Fast forward to now, a couple months ago she started showing more interest in my daughter. She’d call and ask what her favorite colors and movies were. Drop her presents off on my door. I asked her why after all this time, she wanted to get to know my daughter.
She said it was because my daughter was quite older now and wasn’t a screaming baby. “She can hold a conversation now so I think we’ll get along just fine”.
I shook my head and said she made her decision to not interact with her years ago. I told her she doesn’t just get to randomly decide when she wants to act like an aunt. “I don’t even think you love her. How could you? You don’t even call me half the time.”
She said she was trying to be an aunt, I just had to give her a chance. I told her I had tried giving her many chances and she blew it. She called me an asshole, said I couldn’t let go of the past and that she knew me getting pregnant was the end of the sister she once knew. She hung up and I told my husband everything. He says I have every right not to let her in my daughters life but I feel so unsure. The rest of the family agrees.
Someone asked if she had been mean to me and the baby at some point so I’m putting this here as well:
After the family started shutting her out, she did talk crap about me and the baby on social media, to others etc. I did give her many other chances to apologize and be in her nieces life despite this, but she blew it everytime. Plus she had been a problem wayyy before I even got pregnant. She just wasn’t pleasant to be around unfortunately and most people were done dealing with her.
She did stop the drama after awhile, she didn’t keep talking crap for 8 years. But the damage was/is done.
Edit: I’ve answered most repeated questions, please look at my comment history."
Read the full thread here on Reddit.
What was the general consensus?
The poster was voted 'NTA' (Not The Asshole).
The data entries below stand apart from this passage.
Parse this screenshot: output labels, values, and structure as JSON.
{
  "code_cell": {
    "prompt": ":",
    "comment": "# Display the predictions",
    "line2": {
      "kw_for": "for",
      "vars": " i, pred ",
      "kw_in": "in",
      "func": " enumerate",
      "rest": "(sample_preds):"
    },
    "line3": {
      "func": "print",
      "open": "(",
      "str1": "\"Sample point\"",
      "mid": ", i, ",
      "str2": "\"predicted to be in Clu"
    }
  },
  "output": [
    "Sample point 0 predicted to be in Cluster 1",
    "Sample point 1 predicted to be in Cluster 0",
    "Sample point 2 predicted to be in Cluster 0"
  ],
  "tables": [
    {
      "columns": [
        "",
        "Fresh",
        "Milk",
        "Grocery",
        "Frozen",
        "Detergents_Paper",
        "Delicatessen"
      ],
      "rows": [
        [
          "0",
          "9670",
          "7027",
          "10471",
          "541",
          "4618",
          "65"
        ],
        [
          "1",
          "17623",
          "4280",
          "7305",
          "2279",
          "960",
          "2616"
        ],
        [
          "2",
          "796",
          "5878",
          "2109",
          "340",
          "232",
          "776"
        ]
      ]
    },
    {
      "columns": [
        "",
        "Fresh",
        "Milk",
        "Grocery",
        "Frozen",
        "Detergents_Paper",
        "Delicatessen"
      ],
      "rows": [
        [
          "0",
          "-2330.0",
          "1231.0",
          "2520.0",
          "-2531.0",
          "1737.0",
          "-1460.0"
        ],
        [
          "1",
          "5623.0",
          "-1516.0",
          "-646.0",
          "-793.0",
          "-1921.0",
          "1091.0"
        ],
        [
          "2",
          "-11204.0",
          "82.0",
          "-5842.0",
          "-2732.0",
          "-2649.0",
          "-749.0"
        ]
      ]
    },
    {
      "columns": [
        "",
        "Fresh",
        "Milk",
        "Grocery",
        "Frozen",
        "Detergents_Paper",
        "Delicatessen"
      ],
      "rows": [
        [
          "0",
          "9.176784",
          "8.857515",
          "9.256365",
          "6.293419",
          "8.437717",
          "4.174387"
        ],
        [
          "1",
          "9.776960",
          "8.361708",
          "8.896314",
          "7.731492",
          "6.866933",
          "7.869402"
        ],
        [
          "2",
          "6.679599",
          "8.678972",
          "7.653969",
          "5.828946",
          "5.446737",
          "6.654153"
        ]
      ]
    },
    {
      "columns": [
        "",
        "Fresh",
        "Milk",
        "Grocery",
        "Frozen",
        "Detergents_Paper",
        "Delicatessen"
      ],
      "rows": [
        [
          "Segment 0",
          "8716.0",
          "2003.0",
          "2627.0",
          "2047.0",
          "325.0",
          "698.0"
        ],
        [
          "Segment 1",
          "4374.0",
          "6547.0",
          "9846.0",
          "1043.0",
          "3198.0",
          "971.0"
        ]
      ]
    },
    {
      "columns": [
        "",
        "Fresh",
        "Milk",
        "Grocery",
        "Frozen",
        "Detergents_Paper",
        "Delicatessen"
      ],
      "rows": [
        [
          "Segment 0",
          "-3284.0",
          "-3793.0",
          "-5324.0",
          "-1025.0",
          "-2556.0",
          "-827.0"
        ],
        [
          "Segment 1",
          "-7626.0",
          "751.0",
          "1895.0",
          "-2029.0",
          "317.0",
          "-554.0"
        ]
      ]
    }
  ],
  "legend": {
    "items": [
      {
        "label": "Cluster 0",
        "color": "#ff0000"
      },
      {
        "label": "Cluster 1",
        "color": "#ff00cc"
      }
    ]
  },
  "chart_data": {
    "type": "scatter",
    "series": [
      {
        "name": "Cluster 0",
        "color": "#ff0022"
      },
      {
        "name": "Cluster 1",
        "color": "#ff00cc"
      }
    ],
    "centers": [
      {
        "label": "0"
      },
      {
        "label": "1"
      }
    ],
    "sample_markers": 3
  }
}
It's safe to say that the readers were all outraged by the behaviour of the aunt, calling her 'selfish' and calling out her behaviour as unreasonable. The top rated comment was;
"NTA. Decisions have consequences. Being childfree is fine, but to refuse to interact with someone for a almost a decade and then act like she can just waltz back in and everything will be smooth sailing is ridiculous. Life doesn't work like that. She's only thinking of herself and not your child.
Your child is a stranger to her. They have no bond. She missed out on her entire life and now selfishly wants back in. You don't need to give her a chance if it means protecting your daughter from people that aren't good for her."
Our verdict...
This is a tough one but ultimately, we think that it's never ok to 'talk crap' about anyone, especially not an innocent baby, on social media or anywhere else. You can't pick and choose when to be involved in someone's life; to us, the aunt is now only interested now that her niece is past the baby and toddler stage. It's absolutely ok to not enjoy small children, but is it fair to ignore someone's existence for the first eight years of their life and then expect to jump right in and play the cool, fun aunt role when it suits you? Not really. Forming a familial bond takes years and can't just be 'bought' with gifts.
It's also really quite sad that the poster had such a scary pregnancy and lacked the support and strength of her own sister when she needed her the most. The fact that other family members distanced themselves due to her comments also says a lot to us about her overall personality and demeanour; unpleasant would be a good guess.
Could there be room for a familial reconciliation here? Perhaps, but only if the sister realises that her behaviour has been really unpleasant and well past the acceptable realms of 'I don't like children' passiveness, and is genuinely remorseful. However, sometimes, it's just too little, too late.